Clatworthy and her team analysed blood and lung samples taken from 13 obese patients with severe COVID-19 requiring mechanical ventilation and intensive care treatment, and 20 controls (non-obese COVID-19 patients and ventilated non-COVID-19 patients). These included patients admitted to the Intensive Care Unit at Addenbrooke’s Hospital.

Her team used a technique known as transcriptomics, which looks at RNA molecules produced by our DNA, to study activity of cells in these key tissues. Their results are published in the American Journal of Respiratory and Critical Care Medicine.

Contrary to expectations, the researchers found that the obese patients had underactive immune and inflammatory responses in their lungs. In particular, when compared to non-obese patients, cells in the lining of their lungs and some of their immune cells had lower levels of activity among genes responsible for the production of two molecules known as interferons (INF) – interferon-alpha and interferon-gamma – which help control the response of the immune system, and of tumour necrosis factor (TNF), which causes inflammation.

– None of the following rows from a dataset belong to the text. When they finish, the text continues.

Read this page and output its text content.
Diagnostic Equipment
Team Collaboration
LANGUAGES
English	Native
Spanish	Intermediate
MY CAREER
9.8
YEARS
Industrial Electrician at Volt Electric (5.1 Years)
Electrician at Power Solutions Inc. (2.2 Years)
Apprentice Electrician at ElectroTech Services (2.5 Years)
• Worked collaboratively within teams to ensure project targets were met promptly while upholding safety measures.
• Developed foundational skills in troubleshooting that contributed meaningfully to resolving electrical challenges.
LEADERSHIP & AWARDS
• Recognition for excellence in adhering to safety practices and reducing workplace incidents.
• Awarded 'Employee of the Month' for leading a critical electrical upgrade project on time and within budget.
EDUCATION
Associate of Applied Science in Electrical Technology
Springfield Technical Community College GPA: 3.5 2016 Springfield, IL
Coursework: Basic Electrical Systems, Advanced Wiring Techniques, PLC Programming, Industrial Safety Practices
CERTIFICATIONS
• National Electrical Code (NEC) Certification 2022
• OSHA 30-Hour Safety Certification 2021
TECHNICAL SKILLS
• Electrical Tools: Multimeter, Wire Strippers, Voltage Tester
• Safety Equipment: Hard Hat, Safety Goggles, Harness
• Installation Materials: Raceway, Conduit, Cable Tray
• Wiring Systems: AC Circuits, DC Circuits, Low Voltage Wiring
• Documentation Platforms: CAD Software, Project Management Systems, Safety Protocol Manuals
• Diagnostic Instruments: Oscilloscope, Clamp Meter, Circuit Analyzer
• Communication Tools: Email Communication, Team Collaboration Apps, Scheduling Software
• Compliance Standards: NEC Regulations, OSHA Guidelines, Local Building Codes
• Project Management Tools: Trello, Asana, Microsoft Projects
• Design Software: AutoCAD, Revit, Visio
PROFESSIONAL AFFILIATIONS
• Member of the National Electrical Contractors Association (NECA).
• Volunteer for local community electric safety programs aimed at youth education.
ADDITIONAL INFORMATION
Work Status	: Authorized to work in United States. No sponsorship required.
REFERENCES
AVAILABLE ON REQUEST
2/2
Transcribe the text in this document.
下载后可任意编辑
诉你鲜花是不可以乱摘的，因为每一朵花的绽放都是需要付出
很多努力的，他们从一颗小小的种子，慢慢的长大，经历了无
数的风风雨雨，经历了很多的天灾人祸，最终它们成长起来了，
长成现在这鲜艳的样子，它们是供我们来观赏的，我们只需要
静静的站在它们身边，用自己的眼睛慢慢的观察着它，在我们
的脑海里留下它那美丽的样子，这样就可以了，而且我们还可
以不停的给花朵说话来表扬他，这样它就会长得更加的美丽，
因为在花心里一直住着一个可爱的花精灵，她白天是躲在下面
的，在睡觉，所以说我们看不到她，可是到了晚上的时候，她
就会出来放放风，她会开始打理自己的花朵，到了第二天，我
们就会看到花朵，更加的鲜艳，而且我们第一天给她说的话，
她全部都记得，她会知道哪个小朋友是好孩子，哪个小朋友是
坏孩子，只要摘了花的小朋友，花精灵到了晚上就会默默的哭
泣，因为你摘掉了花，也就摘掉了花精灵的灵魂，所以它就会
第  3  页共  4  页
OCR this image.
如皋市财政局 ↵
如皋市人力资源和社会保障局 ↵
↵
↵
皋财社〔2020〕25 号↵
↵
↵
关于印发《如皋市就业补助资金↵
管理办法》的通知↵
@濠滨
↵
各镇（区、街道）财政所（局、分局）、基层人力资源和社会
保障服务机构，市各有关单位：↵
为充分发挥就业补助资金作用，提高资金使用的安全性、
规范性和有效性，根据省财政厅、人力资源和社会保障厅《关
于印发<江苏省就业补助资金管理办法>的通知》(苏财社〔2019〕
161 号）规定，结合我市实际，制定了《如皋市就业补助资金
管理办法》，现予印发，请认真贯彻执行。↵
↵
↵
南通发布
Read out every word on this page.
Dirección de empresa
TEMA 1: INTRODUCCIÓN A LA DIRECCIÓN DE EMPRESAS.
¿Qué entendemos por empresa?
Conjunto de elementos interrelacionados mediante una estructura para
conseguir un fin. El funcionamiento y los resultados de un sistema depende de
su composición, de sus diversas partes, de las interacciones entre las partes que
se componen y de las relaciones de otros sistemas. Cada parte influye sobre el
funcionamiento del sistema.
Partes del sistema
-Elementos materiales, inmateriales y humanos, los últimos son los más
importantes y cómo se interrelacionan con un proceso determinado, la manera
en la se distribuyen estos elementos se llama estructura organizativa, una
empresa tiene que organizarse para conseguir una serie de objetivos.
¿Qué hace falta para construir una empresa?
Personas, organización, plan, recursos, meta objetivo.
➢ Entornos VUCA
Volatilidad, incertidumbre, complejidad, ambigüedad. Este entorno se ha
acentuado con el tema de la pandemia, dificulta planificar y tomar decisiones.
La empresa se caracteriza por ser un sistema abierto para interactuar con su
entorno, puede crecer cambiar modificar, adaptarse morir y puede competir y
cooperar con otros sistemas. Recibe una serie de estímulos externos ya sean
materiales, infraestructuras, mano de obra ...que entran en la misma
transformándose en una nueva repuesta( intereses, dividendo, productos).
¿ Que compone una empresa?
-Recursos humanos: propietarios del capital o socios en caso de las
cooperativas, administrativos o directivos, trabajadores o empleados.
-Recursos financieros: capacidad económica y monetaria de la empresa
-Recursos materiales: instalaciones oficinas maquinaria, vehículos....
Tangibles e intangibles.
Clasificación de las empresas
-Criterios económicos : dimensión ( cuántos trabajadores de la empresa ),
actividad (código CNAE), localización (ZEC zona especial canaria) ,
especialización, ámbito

When they looked at immune cells in the blood of 42 adults from an independent cohort, they found a similar, but less marked, reduction in the activity of interferon-producing genes as well as lower levels of IFN-alpha in the blood.

Professor Clatworthy said: “This was really surprising and unexpected. Across every cell type we looked at, we found that that the genes responsible for the classical antiviral response were less active. They were completely muted.”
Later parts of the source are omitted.